There is some kind of mystical association of press releases with breakouts of a stock price.
And while it does happen, it rarely happens when you know a press release is coming.
Information travels fast and far. It is far wiser to assume that if you know the press release is coming out, so does everyone who is interested in the stock.
There have been many examples of this with the announcement of Web sites. In a press release, a company states that its Web site will "go live" on Monday and chatter assumes that the release will drive the stock up. But everyone already knows what's in the release. After all, it's in the chat room.
There are times when a press release causes a daytrading flurry, like with Pink Monkey (PMKY) stock back in December 1997. This little company issued a press release saying it was "the next Amazon.com." The stock went from $1 to $17 a share in two days.
But the day before the press release, this stock traded only 100 shares. On the day of the press release, which was issued at noon, no shares had traded before the release. Everyone was caught by surprise, including the President of the company.
As a general rule, if you know a press release is coming, forget about it having an impact on the price.
Nine times out of 10, the news inside is not about the stock in question. It's usually SPAM about some other stock you never heard of urging you to "Get in now!"
Please, spare us.

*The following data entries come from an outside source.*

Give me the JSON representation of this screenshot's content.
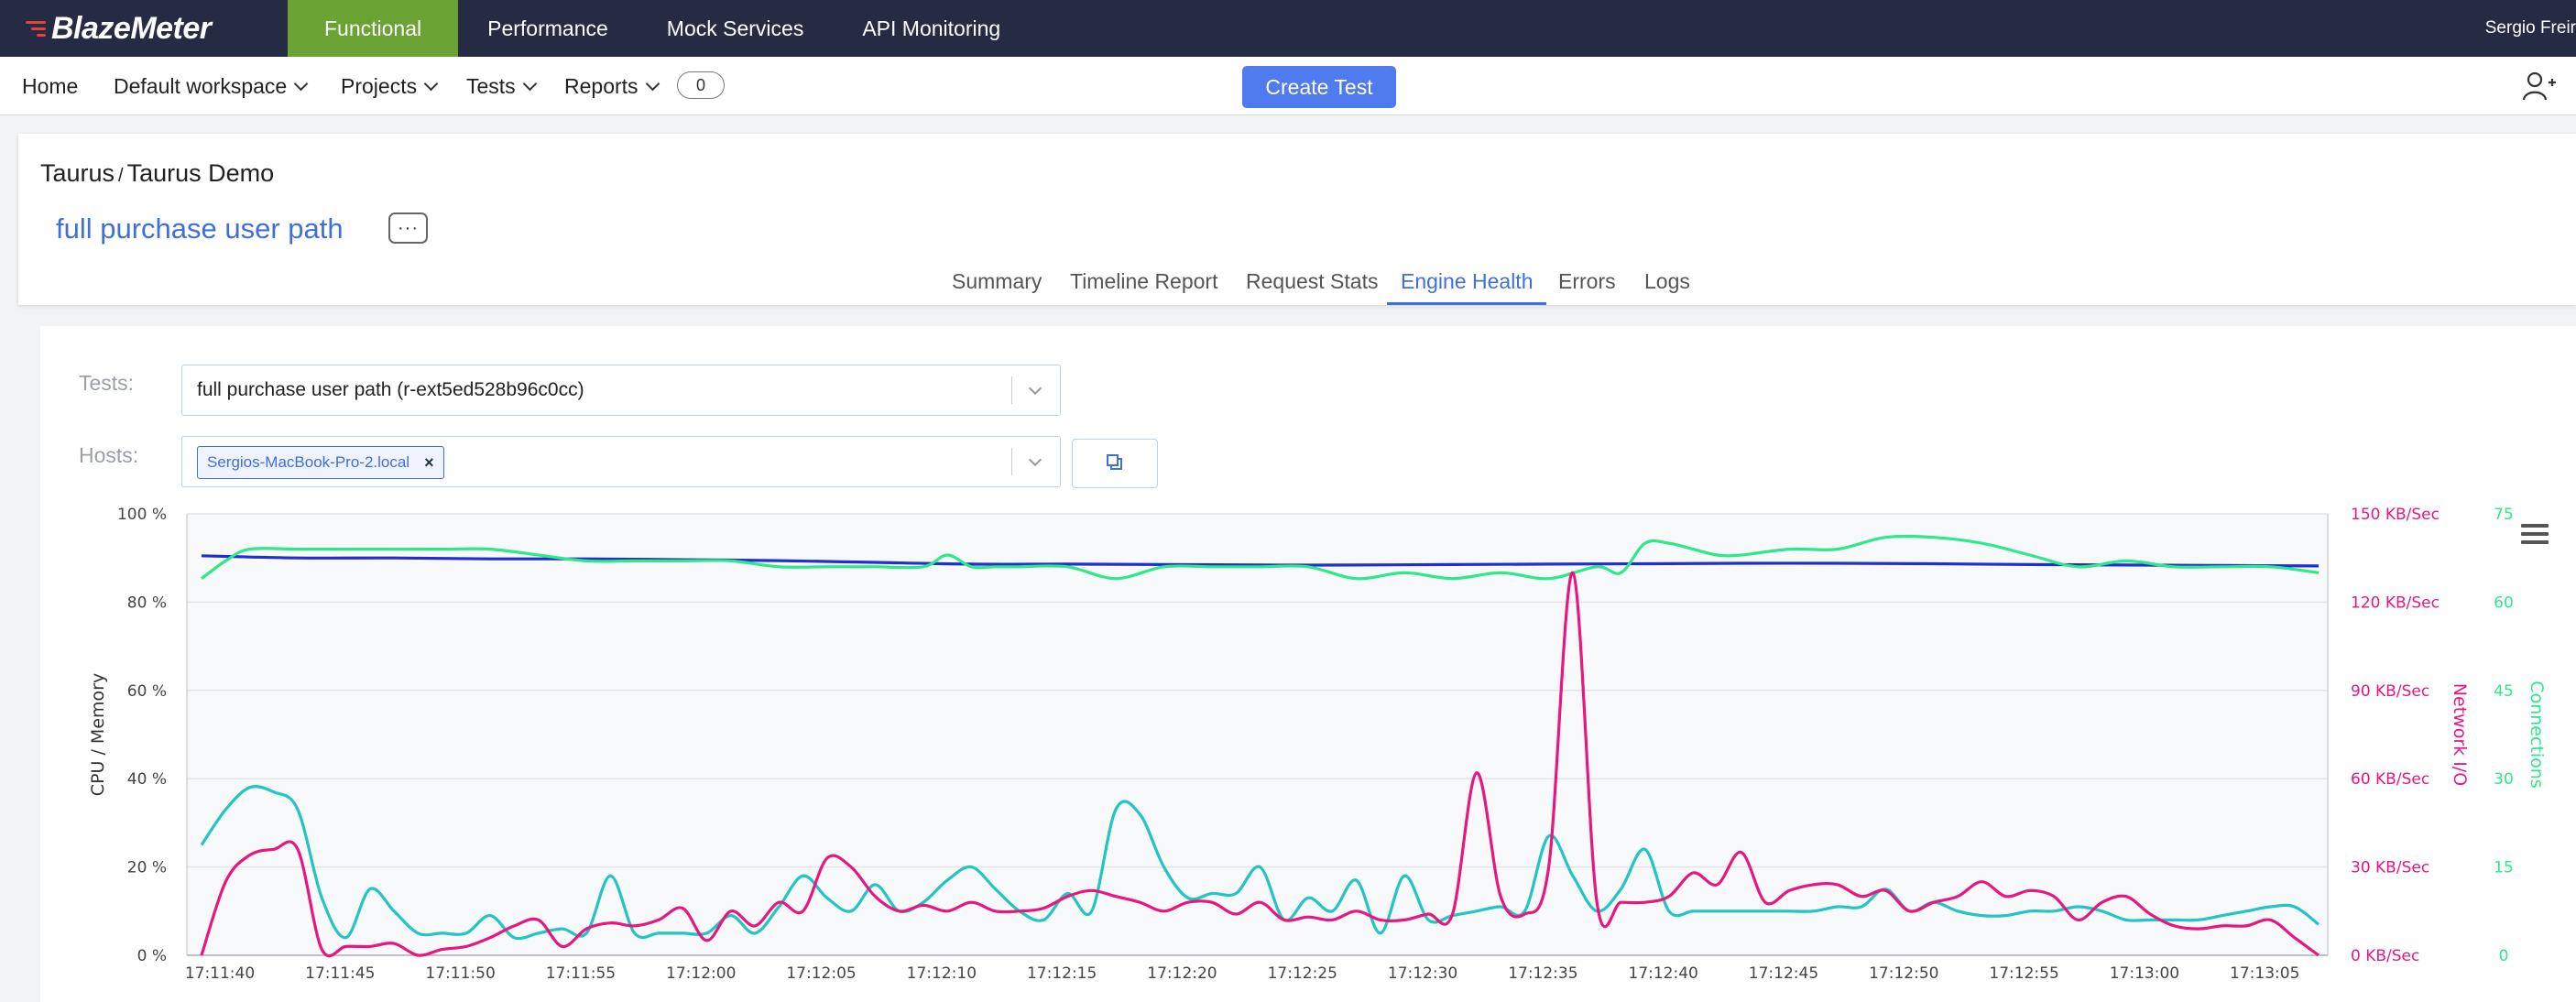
{
  "app": {
    "logo": "BlazeMeter",
    "nav": [
      "Functional",
      "Performance",
      "Mock Services",
      "API Monitoring"
    ],
    "user": "Sergio Freir"
  },
  "subnav": {
    "home": "Home",
    "workspace": "Default workspace",
    "projects": "Projects",
    "tests": "Tests",
    "reports": "Reports",
    "reports_count": "0",
    "create_test": "Create Test"
  },
  "report": {
    "breadcrumb_project": "Taurus",
    "breadcrumb_sep": "/",
    "breadcrumb_test": "Taurus Demo",
    "title": "full purchase user path",
    "more": "···",
    "tabs": [
      "Summary",
      "Timeline Report",
      "Request Stats",
      "Engine Health",
      "Errors",
      "Logs"
    ],
    "active_tab": "Engine Health"
  },
  "filters": {
    "tests_label": "Tests:",
    "tests_value": "full purchase user path (r-ext5ed528b96c0cc)",
    "hosts_label": "Hosts:",
    "hosts_tag": "Sergios-MacBook-Pro-2.local",
    "tag_remove": "×"
  },
  "colors": {
    "cpu": "#1f2fd0",
    "memory": "#22c4c4",
    "network": "#e8177f",
    "connections": "#2ee88a"
  },
  "chart_data": {
    "type": "line",
    "ylabel_left": "CPU / Memory",
    "ylabel_network": "Network I/O",
    "ylabel_connections": "Connections",
    "left_ticks": [
      "0 %",
      "20 %",
      "40 %",
      "60 %",
      "80 %",
      "100 %"
    ],
    "network_ticks": [
      "0 KB/Sec",
      "30 KB/Sec",
      "60 KB/Sec",
      "90 KB/Sec",
      "120 KB/Sec",
      "150 KB/Sec"
    ],
    "connection_ticks": [
      "0",
      "15",
      "30",
      "45",
      "60",
      "75"
    ],
    "x_ticks": [
      "17:11:40",
      "17:11:45",
      "17:11:50",
      "17:11:55",
      "17:12:00",
      "17:12:05",
      "17:12:10",
      "17:12:15",
      "17:12:20",
      "17:12:25",
      "17:12:30",
      "17:12:35",
      "17:12:40",
      "17:12:45",
      "17:12:50",
      "17:12:55",
      "17:13:00",
      "17:13:05"
    ],
    "ylim_left": [
      0,
      100
    ],
    "ylim_network": [
      0,
      150
    ],
    "ylim_connections": [
      0,
      75
    ],
    "x_seconds": [
      0,
      88
    ],
    "series": [
      {
        "key": "cpu",
        "axis": "left",
        "x": [
          0,
          4,
          8,
          12,
          16,
          20,
          24,
          28,
          32,
          36,
          40,
          44,
          48,
          52,
          56,
          60,
          64,
          68,
          72,
          76,
          80,
          84,
          88
        ],
        "values": [
          90.5,
          90,
          90,
          89.8,
          89.8,
          89.6,
          89.4,
          89,
          88.6,
          88.6,
          88.5,
          88.4,
          88.4,
          88.5,
          88.6,
          88.7,
          88.8,
          88.8,
          88.7,
          88.5,
          88.4,
          88.3,
          88.2
        ]
      },
      {
        "key": "connections",
        "axis": "connections",
        "x": [
          0,
          1,
          2,
          4,
          6,
          8,
          10,
          12,
          14,
          16,
          18,
          20,
          22,
          24,
          26,
          28,
          30,
          31,
          32,
          33,
          34,
          36,
          38,
          40,
          42,
          44,
          46,
          48,
          50,
          52,
          54,
          56,
          58,
          59,
          60,
          61,
          62,
          63,
          64,
          66,
          68,
          70,
          72,
          74,
          76,
          78,
          80,
          82,
          84,
          86,
          88
        ],
        "values": [
          64,
          67,
          69,
          69,
          69,
          69,
          69,
          69,
          68,
          67,
          67,
          67,
          67,
          66,
          66,
          66,
          66,
          68,
          66,
          66,
          66,
          66,
          64,
          66,
          66,
          66,
          66,
          64,
          65,
          64,
          65,
          64,
          66,
          65,
          70,
          70,
          69,
          68,
          68,
          69,
          69,
          71,
          71,
          70,
          68,
          66,
          67,
          66,
          66,
          66,
          65
        ]
      },
      {
        "key": "memory",
        "axis": "left",
        "x": [
          0,
          1,
          2,
          3,
          4,
          5,
          6,
          7,
          8,
          9,
          10,
          11,
          12,
          13,
          14,
          15,
          16,
          17,
          18,
          19,
          20,
          21,
          22,
          23,
          24,
          25,
          26,
          27,
          28,
          29,
          30,
          31,
          32,
          33,
          34,
          35,
          36,
          37,
          38,
          39,
          40,
          41,
          42,
          43,
          44,
          45,
          46,
          47,
          48,
          49,
          50,
          51,
          52,
          53,
          54,
          55,
          56,
          57,
          58,
          59,
          60,
          61,
          62,
          63,
          64,
          65,
          66,
          67,
          68,
          69,
          70,
          71,
          72,
          73,
          74,
          75,
          76,
          77,
          78,
          79,
          80,
          81,
          82,
          83,
          84,
          85,
          86,
          87,
          88
        ],
        "values": [
          25,
          33,
          38,
          37,
          33,
          13,
          4,
          15,
          10,
          5,
          5,
          5,
          9,
          4,
          5,
          6,
          5,
          18,
          5,
          5,
          5,
          5,
          9,
          5,
          11,
          18,
          13,
          10,
          16,
          10,
          12,
          17,
          20,
          15,
          10,
          8,
          14,
          10,
          33,
          32,
          20,
          13,
          14,
          14,
          20,
          8,
          13,
          10,
          17,
          5,
          18,
          8,
          9,
          10,
          11,
          10,
          27,
          18,
          10,
          15,
          24,
          10,
          10,
          10,
          10,
          10,
          10,
          10,
          11,
          11,
          15,
          10,
          12,
          10,
          9,
          9,
          10,
          10,
          11,
          10,
          8,
          8,
          8,
          8,
          9,
          10,
          11,
          11,
          7
        ]
      },
      {
        "key": "network",
        "axis": "network",
        "x": [
          0,
          1,
          2,
          3,
          4,
          5,
          6,
          7,
          8,
          9,
          10,
          11,
          12,
          13,
          14,
          15,
          16,
          17,
          18,
          19,
          20,
          21,
          22,
          23,
          24,
          25,
          26,
          27,
          28,
          29,
          30,
          31,
          32,
          33,
          34,
          35,
          36,
          37,
          38,
          39,
          40,
          41,
          42,
          43,
          44,
          45,
          46,
          47,
          48,
          49,
          50,
          51,
          52,
          53,
          54,
          55,
          56,
          57,
          58,
          59,
          60,
          61,
          62,
          63,
          64,
          65,
          66,
          67,
          68,
          69,
          70,
          71,
          72,
          73,
          74,
          75,
          76,
          77,
          78,
          79,
          80,
          81,
          82,
          83,
          84,
          85,
          86,
          87,
          88
        ],
        "values": [
          0,
          25,
          34,
          36,
          36,
          2,
          3,
          3,
          4,
          0,
          2,
          3,
          6,
          10,
          12,
          3,
          9,
          11,
          10,
          12,
          16,
          5,
          15,
          10,
          18,
          15,
          33,
          30,
          20,
          15,
          17,
          15,
          18,
          15,
          15,
          16,
          20,
          22,
          20,
          18,
          15,
          18,
          18,
          14,
          18,
          12,
          13,
          12,
          15,
          12,
          12,
          14,
          14,
          62,
          20,
          14,
          30,
          130,
          18,
          18,
          18,
          20,
          28,
          24,
          35,
          18,
          22,
          24,
          24,
          20,
          22,
          15,
          18,
          20,
          25,
          20,
          22,
          20,
          12,
          18,
          20,
          14,
          10,
          9,
          10,
          10,
          12,
          6,
          0
        ]
      }
    ]
  }
}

Strangers who want to make money for you seeking nothing in return?
In all likelihood, the spammer simply wants the stock price to rise so he/she can sell shares, to you.
There may have been an online revolution in investing, but so far there hasn't been one in human nature.
At Briefing.com, we don't have anything against chat rooms. They serve a valid purpose. But you have to filter what you read and learn in the chat room.
Unfortunately, as the Internet has grown, some chat rooms have become virtual battlegrounds where individuals fight to prove they are "smarter" than other readers. All it takes is for two people to start calling each other idiots to make the filtering process extremely tedious. At Briefing.com, we simply don't have the time to read or follow chat rooms, largely because of this problem.
In the end, the best information in a chat room usually comes from someone you have gotten to know, electronically or otherwise, over a period of time. Acting on information found in chat rooms posted by a complete stranger, without verifying it in some other way, is about as risky as it gets.